Так внезапно, в одночасье, кончились все мои страхи и печали и настало счастливое время. Оно наступило и не уйдет, и я начинаю все забывать: Стивена и его семью, отца и мать, тростниковое поле, и вечную слякоть, и дом-скелет богатого человека, и пароход в ночи, и таинственную землю поутру – все это сейчас где-то далеко, в другой жизни и больше меня не касается. В подвале, с сумасшедшей старухой наверху, я чувствую себя отшельником – лондонская жизнь месяцами проходит мимо меня, мы здесь вдвоем с Дэйо, и больше мне никого не нужно.

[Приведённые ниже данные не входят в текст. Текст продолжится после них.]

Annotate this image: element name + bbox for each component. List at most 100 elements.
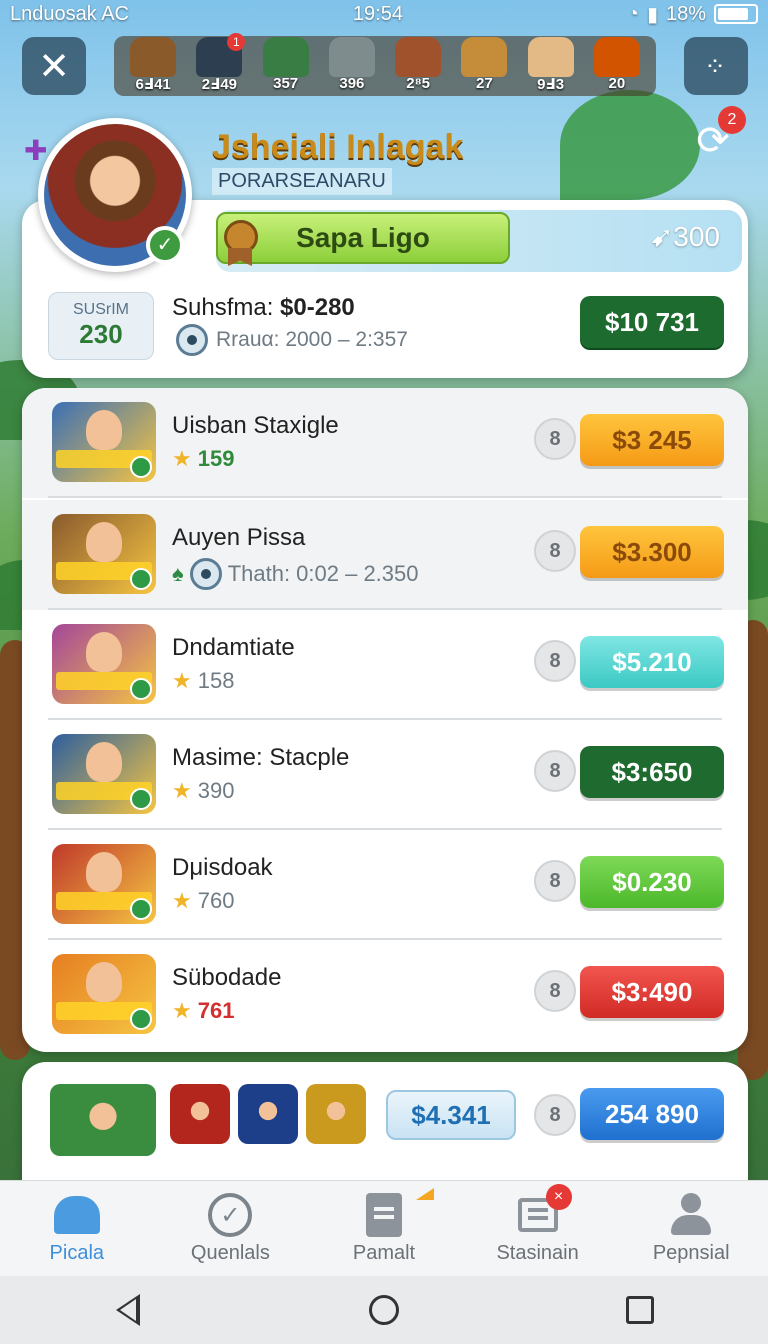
game-thumbnail[interactable] [306, 1084, 366, 1144]
item-meta: ★ 390 [172, 778, 234, 804]
list-item[interactable]: Auyen Pissa ♠ Thath: 0:02 – 2.350 8 $3.300 [22, 500, 748, 610]
check-circle-icon: ✓ [208, 1193, 253, 1237]
item-name: Auyen Pissa [172, 524, 306, 551]
league-button[interactable]: Sapa Ligo [216, 212, 510, 264]
total-button[interactable]: $10 731 [580, 296, 724, 348]
check-icon [130, 678, 152, 700]
check-icon [130, 788, 152, 810]
profile-subtitle: PORARSEANARU [212, 168, 392, 195]
back-icon [116, 1294, 140, 1326]
count-badge: 8 [534, 418, 576, 460]
menu-button[interactable]: ⁘ [684, 37, 748, 95]
star-icon: ★ [172, 998, 192, 1023]
character-avatar[interactable]: 9Ⅎ3 [521, 37, 581, 95]
character-avatar[interactable]: 27 [454, 37, 514, 95]
summary-title-prefix: Suhsfma: [172, 294, 281, 321]
count-badge: 8 [534, 1094, 576, 1136]
character-avatar[interactable]: 396 [322, 37, 382, 95]
nav-item-quenlals[interactable]: ✓ Quenlals [160, 1192, 300, 1265]
carrier-label: Lnduosak AC [10, 2, 129, 25]
back-button[interactable] [98, 1285, 158, 1335]
character-face [593, 37, 640, 77]
person-icon [669, 1193, 713, 1237]
game-thumbnail[interactable] [238, 1084, 298, 1144]
nav-item-stasinain[interactable]: Stasinain × [468, 1184, 608, 1265]
nav-badge: × [545, 1184, 572, 1210]
hero-figure [86, 962, 122, 1002]
nav-label: Quenlals [190, 1242, 270, 1264]
item-meta: ★ 760 [172, 888, 234, 914]
character-avatar[interactable]: 2Ⅎ49 1 [189, 33, 249, 95]
hero-figure [86, 522, 122, 562]
count-badge: 8 [534, 530, 576, 572]
price-button[interactable]: $3.300 [580, 526, 724, 578]
status-icons: ◔ ▮ 18% [627, 2, 758, 27]
price-button[interactable]: $3:650 [580, 746, 724, 798]
league-points-value: 300 [673, 221, 720, 252]
list-item[interactable]: Dndamtiate ★ 158 8 $5.210 [22, 610, 748, 720]
count-badge: 8 [534, 750, 576, 792]
game-thumbnail[interactable] [170, 1084, 230, 1144]
hero-figure [86, 742, 122, 782]
refresh-button[interactable]: ⟳ 2 [690, 106, 746, 164]
character-avatar[interactable]: 6Ⅎ41 [123, 37, 183, 95]
item-meta-value: Thath: 0:02 – 2.350 [227, 561, 419, 586]
medal-icon [220, 214, 260, 266]
close-button[interactable]: ✕ [22, 37, 86, 95]
game-thumbnail [52, 514, 156, 594]
home-button[interactable] [354, 1285, 414, 1335]
character-avatar[interactable]: 357 [256, 37, 316, 95]
hero-figure [86, 632, 122, 672]
price-button[interactable]: $0.230 [580, 856, 724, 908]
list-item[interactable]: Sübodade ★ 761 8 $3:490 [22, 940, 748, 1050]
game-thumbnail [52, 954, 156, 1034]
recents-button[interactable] [610, 1285, 670, 1335]
summary-title: Suhsfma: $0-280 [172, 294, 355, 322]
nav-item-picala[interactable]: Picala [7, 1192, 147, 1265]
character-face [262, 37, 309, 77]
star-icon: ★ [172, 888, 192, 913]
outline-price-button[interactable]: $4.341 [386, 1090, 516, 1140]
count-badge: 8 [534, 640, 576, 682]
item-meta-value: 158 [197, 668, 235, 693]
item-name: Uisban Staxigle [172, 412, 339, 439]
item-meta: ★ 761 [172, 998, 234, 1024]
close-icon: ✕ [38, 45, 70, 88]
game-thumbnail [52, 402, 156, 482]
character-avatar[interactable]: 2⁸5 [388, 37, 448, 95]
price-button[interactable]: $3:490 [580, 966, 724, 1018]
list-item[interactable]: Uisban Staxigle ★ 159 8 $3 245 [22, 388, 748, 498]
price-button[interactable]: $5.210 [580, 636, 724, 688]
item-meta: ♠ Thath: 0:02 – 2.350 [172, 558, 419, 590]
item-meta-value: 760 [197, 888, 235, 913]
home-circle-icon [369, 1295, 399, 1325]
character-avatar[interactable]: 20 [587, 37, 647, 95]
nav-item-pepnsial[interactable]: Pepnsial [621, 1192, 761, 1265]
signal-icon: ▮ [646, 3, 658, 26]
star-icon: ★ [172, 778, 192, 803]
system-navigation-bar [0, 1276, 768, 1344]
item-meta-value: 761 [197, 998, 235, 1023]
list-item[interactable]: Masime: Stacple ★ 390 8 $3:650 [22, 720, 748, 830]
summary-title-value: $0-280 [280, 294, 355, 321]
nav-item-pamalt[interactable]: Pamalt [314, 1188, 454, 1265]
blue-price-button[interactable]: 254 890 [580, 1088, 724, 1140]
battery-percent: 18% [665, 2, 706, 25]
drop-icon: ♠ [172, 561, 184, 586]
character-face [527, 37, 574, 77]
character-score: 357 [273, 75, 299, 92]
character-strip: 6Ⅎ41 2Ⅎ49 1 357 396 2⁸5 27 9Ⅎ3 20 [114, 33, 656, 96]
game-thumbnail [52, 734, 156, 814]
character-score: 2Ⅎ49 [201, 76, 238, 93]
item-meta: ★ 158 [172, 668, 234, 694]
game-thumbnail[interactable] [50, 1084, 156, 1156]
list-item[interactable]: Dμisdoak ★ 760 8 $0.230 [22, 830, 748, 940]
item-name: Dndamtiate [172, 634, 295, 661]
item-name: Dμisdoak [172, 854, 273, 881]
verified-check-icon: ✓ [146, 226, 184, 264]
character-score: 9Ⅎ3 [537, 76, 565, 93]
profile-avatar[interactable]: ✓ [38, 118, 192, 272]
recents-icon [626, 1296, 654, 1324]
price-button[interactable]: $3 245 [580, 414, 724, 466]
star-icon: ★ [172, 668, 192, 693]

Я отгораживаю спаленку для Дэйо, оборудую ее настольной лампой и всем, чем полагается, и он снова принимается за свою учебу. К нему возвращается уверенность в себе, и похоже, что ему и вправду нравится учиться, потому что, как только он получает один диплом, сразу принимается за другой. В новом костюме, который я ему купил, он выглядит совсем прилично, я бы сказал даже – шикарно. У него культурная речь, и, по мне, он выглядит вполне образованным человеком. Я же, сознавая собственное невежество, решил не мешать его учебе. Пусть «идет своим путем» и проводит время, как ему нравится. Я не хочу, чтобы с ним опять что-нибудь случилось. Мне достаточно того, что он живет здесь, со мной рядом, и ладно.
Вы можете подумать, что мне стала нравиться жизнь в большом городе. Дома, на родине, где люди невежественны и любая работа для них «одно наказанье», мне всегда хотелось быть самому себе хозяином. А здесь я привык к фабрике. Надзирателей нет, никто тебя не унижает, не издевается над тобой. Мне нравится острый запах табака, нравится машина, за которой я работаю, – из нее непрерывно ползет длинная-предлинная сигаретина. Никогда не думал, что существует такая работа. Мне нравится думать, что всегда есть фабрика, куда я могу каждое утро приходить.
Каждую пятницу нам выдают по сотне сигарет даром. Эти сигареты – со специальным водяным знаком; рядом со мной работают пакистанцы, которым этой сотни показалось недостаточно, и один из них не выдерживает, соблазняется… Однажды у ворот фабрики появляются незнакомые белые – они стоят, раскачиваясь на высоких каблуках, как ковбои. Они останавливают незадачливого воришку и велят ему снять ботинки – из ботинок сыплется табак. Такое случается неизбежно. Фабрика – это школа: вначале все тебе не нравится, но потом привыкаешь…
Нет нервотрепки с грузовиком, когда каждый норовит «столкнуть тебя в кювет»; ты еженедельно получаешь небольшой коричневый конверт, словно какой-нибудь государственный служащий или специалист с образованием. Постоянная работа, постоянная зарплата…
Через несколько месяцев я выплачиваю все долги ростовщикам на родине и даже начинаю откладывать понемножку. Я не держу деньги дома, как это делает мой отец, а несу их прямо в почтовую сберкассу. У меня уже есть там небольшой вклад. В один прекрасный день я узнаю, что у меня уже накопилась сотня фунтов. Мои деньги, собственные. Сто фунтов. Я – обеспеченный человек. Вы даже не поверите, что значит чувствовать себя обеспеченным человеком… Всякий раз, думая об этом, я закрываю от удовольствия глаза и кладу руку на сердце.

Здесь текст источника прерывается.